The Terrible Outcomes of Lower Growth in Advertising

By Michael Farmer / Madison Avenue Manslaughter Archives

Growth is the engine of wealth and success.  Stock prices soar.  Companies expand, hire and promote, and salaries rise.  Optimism abounds.  Everyone has a place in a growing future.  The party does not go on forever, as we know.  Growth rates slow, and sometimes they halt — the reasons vary, but it’s inevitable.  Still, the end of growth is shocking, and the advertising industry is now facing the shock.

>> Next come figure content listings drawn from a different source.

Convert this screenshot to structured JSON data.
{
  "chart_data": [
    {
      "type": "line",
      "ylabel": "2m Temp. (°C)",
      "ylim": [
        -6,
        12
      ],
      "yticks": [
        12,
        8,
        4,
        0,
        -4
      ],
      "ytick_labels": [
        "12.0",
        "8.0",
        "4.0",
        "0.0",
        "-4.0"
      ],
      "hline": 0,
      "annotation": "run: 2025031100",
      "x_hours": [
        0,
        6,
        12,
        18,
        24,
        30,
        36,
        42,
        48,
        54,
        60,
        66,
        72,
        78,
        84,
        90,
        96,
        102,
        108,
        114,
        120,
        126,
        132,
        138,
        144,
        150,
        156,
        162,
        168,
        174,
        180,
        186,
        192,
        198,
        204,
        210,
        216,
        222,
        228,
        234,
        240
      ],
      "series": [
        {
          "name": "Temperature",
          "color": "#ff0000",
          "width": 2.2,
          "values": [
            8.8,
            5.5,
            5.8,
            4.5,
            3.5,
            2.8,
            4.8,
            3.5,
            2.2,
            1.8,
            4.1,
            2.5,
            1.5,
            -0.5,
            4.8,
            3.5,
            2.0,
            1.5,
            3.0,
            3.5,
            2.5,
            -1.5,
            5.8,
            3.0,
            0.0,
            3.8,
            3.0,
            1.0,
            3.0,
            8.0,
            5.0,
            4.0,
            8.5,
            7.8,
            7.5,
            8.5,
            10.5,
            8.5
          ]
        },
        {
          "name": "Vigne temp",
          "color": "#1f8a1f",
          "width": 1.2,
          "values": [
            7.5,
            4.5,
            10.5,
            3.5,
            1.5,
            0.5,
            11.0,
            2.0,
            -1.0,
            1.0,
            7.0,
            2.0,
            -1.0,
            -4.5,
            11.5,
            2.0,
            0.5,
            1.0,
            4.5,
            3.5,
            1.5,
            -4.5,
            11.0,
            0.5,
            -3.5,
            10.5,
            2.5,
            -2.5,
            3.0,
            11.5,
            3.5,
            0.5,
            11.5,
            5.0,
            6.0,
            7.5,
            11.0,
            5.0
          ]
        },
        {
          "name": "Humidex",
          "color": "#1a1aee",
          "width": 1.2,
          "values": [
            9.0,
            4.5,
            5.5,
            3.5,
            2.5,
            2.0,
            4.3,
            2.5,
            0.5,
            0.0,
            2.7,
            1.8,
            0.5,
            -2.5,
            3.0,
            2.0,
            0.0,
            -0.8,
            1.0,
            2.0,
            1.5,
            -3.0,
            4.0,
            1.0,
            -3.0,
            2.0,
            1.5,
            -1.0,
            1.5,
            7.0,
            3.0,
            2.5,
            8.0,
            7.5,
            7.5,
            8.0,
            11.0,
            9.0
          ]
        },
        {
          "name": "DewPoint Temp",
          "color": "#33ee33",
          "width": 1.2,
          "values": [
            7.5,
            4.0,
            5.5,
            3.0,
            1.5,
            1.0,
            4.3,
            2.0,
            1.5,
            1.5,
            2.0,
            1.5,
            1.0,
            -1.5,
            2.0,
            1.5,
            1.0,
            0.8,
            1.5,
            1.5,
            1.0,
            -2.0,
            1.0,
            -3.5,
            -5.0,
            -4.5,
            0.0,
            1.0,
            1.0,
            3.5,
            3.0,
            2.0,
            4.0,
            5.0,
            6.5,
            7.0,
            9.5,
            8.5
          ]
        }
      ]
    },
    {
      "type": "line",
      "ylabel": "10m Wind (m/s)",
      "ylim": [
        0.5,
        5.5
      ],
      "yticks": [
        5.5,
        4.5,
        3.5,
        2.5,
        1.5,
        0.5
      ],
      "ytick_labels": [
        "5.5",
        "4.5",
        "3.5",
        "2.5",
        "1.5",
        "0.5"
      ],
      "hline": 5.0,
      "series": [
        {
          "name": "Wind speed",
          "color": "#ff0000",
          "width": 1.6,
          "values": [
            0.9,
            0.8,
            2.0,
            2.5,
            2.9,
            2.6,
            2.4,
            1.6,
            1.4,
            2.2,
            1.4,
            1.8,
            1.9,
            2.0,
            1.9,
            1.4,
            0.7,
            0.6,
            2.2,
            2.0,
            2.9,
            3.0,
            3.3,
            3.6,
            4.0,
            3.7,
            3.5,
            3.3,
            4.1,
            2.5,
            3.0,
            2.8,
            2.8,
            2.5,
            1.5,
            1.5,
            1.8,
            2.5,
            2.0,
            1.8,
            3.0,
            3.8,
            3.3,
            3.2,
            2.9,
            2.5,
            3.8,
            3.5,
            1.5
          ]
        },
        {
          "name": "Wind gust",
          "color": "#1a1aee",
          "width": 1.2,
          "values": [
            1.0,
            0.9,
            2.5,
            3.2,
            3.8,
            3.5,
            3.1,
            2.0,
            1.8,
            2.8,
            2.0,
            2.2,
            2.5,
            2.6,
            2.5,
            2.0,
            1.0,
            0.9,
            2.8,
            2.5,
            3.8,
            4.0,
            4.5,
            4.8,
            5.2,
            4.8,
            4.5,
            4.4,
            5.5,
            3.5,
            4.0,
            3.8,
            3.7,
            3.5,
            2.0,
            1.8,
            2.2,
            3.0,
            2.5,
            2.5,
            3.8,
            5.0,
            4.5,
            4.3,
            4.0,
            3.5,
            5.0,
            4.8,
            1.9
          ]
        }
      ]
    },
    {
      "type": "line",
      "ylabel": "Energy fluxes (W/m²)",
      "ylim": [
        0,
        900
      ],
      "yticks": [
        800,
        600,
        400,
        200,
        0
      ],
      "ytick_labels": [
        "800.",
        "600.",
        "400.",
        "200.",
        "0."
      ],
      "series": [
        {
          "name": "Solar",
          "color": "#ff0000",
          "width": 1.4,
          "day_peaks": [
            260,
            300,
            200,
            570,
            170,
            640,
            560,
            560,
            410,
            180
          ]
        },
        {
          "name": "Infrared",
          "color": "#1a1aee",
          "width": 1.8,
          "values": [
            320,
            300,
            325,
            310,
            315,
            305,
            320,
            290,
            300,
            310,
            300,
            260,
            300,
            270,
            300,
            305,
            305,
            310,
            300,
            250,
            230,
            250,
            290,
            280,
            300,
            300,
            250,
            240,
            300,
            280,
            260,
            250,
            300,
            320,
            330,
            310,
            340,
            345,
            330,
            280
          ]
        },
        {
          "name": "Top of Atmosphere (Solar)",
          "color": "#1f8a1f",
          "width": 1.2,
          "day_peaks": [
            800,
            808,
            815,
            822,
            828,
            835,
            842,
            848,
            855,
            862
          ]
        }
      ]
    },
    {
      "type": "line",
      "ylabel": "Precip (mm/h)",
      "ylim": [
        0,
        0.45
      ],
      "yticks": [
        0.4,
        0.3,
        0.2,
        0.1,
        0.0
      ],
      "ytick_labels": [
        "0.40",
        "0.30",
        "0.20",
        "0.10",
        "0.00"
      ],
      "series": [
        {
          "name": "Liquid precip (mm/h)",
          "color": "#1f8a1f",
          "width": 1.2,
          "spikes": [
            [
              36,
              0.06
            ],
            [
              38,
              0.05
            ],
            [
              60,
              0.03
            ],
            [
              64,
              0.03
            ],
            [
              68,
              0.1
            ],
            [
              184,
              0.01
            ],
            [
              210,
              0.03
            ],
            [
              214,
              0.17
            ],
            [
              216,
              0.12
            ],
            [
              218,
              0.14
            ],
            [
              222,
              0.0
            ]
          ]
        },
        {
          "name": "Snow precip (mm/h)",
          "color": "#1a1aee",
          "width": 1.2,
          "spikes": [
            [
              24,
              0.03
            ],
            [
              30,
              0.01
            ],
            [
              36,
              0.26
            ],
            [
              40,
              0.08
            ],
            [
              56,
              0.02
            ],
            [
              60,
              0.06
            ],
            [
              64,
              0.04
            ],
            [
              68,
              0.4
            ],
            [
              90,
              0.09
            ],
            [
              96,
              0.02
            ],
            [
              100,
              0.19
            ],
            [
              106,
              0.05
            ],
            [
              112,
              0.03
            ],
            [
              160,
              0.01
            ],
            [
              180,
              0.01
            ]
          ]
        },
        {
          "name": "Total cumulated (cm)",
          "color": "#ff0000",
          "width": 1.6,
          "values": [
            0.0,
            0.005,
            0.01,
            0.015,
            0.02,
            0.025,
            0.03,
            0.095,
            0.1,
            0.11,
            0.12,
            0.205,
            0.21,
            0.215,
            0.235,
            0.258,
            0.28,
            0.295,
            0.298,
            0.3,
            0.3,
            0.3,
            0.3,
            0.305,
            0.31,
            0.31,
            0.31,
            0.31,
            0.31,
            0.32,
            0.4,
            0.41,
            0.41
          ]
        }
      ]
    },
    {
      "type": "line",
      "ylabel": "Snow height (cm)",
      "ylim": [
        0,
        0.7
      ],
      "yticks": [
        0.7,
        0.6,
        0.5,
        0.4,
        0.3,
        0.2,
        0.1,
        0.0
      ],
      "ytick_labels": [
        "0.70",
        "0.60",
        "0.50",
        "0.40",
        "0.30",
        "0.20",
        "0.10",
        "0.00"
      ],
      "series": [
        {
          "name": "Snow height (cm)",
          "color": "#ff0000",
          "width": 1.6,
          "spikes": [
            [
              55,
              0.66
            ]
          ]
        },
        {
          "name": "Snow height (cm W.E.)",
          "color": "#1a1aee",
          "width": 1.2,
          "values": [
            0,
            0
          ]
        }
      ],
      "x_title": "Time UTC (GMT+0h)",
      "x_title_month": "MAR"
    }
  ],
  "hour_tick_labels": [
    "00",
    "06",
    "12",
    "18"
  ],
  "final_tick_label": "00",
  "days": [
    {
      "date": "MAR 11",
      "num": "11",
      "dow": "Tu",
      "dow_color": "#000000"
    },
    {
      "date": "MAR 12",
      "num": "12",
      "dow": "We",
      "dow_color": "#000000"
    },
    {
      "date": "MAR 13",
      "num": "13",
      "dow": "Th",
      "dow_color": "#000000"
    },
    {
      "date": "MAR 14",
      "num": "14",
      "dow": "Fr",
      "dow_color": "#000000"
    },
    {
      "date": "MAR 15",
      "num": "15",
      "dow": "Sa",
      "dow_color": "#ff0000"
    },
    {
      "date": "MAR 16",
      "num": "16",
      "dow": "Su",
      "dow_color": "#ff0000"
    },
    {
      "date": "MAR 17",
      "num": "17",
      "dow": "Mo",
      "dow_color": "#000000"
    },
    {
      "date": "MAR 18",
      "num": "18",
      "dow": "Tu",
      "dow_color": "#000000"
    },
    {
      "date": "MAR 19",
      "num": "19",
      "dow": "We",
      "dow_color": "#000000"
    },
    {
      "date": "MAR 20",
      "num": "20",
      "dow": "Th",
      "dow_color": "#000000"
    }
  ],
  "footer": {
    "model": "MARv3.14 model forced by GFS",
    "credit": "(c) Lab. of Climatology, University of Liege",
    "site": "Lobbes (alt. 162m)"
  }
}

The advertising industry grew aggressively after the Second World War, and the baby boom generation provided additional momentum once it grew up.  Traditional ad agencies went public and were snapped up by the holding companies, which grew through acquisitions, organic revenue growth and improved agency profits via aggressive cost reductions. Holding company share prices rose.

Yet here we are, seeing a growth crisis.  Who are its victims?

Chief Marketing Officers.  CMOs have not weathered the growth disruptions caused by e-commerce, the generational shift to Millennials and the fragmentation of digital and social media.  Their legacy brands have ceased to grow.  CMOs have not really mastered the new media.  Judged by their behavior, they’ve lost faith in marketing as an investment, unsure about its ROI.  To cover themselves, they’ve been cutting this investment, treating marketing as a cost to be optimized rather than an investment to be celebrated.  They’ve cut agency fees, cut media investment, shifted their media mix and invested in lower-cost in-house agencies.  Some are hoping that their Scope of Work and media mix experiments will bear fruit. They’re playing a loser’s game, though, and they’ll pay for it with their jobs after 3-4 years.

Procurement.  Procurement executives used to be heroes in manufacturing and distribution, where they figured out how to improve quality and cut costs at the same time.  They saved the automotive industry and transformed many others.  When they shifted their attention to media and advertising, though, they reverted to crude fee-cutting, which they have practiced for the past 20 years.  The results have been devastating – they have reduced their agency partners to feeble incarnations of themselves, capable only of providing low-cost deliverables but not much more. Procurement did not do its homework on agencies to figure out how they could be made both more effective and lower cost.  As a result, procurement has largely eliminated agencies as strategic partners who could be helping to solve the brand-growth problems.

Ad Agencies.  Ad agencies have been suffering drip-drip tortures since before 1990.  First, they were acquired by holding companies, who squeezed them for annual profit increases. Second, they endured the shift from media commissions to fees, subjecting them to annual assaults on their retainers and humiliating diagnoses by benchmarking cost consultants, against whom they had little power.  Third, they dealt with the disruptive effects of brand globalization, the loss of AOR status, and (today) the sharing of clients with many other agencies — which has cost them status and influence.

Understandably, agencies yearn for the “good old days” when creativity was king and they were respected partners.  This leads them to operate as they did in the past, when growth was high and client heads could do what they wanted with their clients, and no one kept track of how much work was being done.  This, more than anything else, is sinking agencies today.  They’re stuck in a low-growth marketplace with growing workloads and declining staffs.

Holding Companies.  Holding companies face reduced growth from zero-based budgeting, chronic fee cuts for media and creative agencies, and the increased migration of work to in-house agencies and management consulting firms.  Not all of this is inevitable — their ad agencies could strive to get paid for all the work they do, and to upgrade their capabilities to become “more strategic.”  But this will not happen until it is mandated — agency CEOs have been allergic to requiring more disciplined Scope of Work management practices, and they say that they cannot afford to hire more sophisticated people.  They’re stuck in the past.

Unless there is a change, one or more of the holding companies will eventually “fail to meet Wall Street/city expectations,” and their share prices will come under attack.

This will bring down the wrath of the securities analysts and their investors, who will at some point either pull the plug or call for a breakup — “The parts are worth more than the whole!”  It has happened before, during the conglomerate boom and bust of the ’60’s and ’70s.  Who remembers Textron, Litton, LTV, Gulf + Western and ITT?  They all grew … and then disappeared in the early ’80s, done in by a reduction in growth and new shareholder pressures.

Holding company CEOs need a new game plan, redirecting their agency CEOs to put a floor under falling fees rather than continuing to cut costs. Agencies have a price problem, not a cost problem.  A first step would see them keep track of the work they do and ensure that they are paid for it.

The overwhelming weight of evidence is towards lower growth, even if positive actions are taken.  The outcome will be dramatic and terrible when its time comes.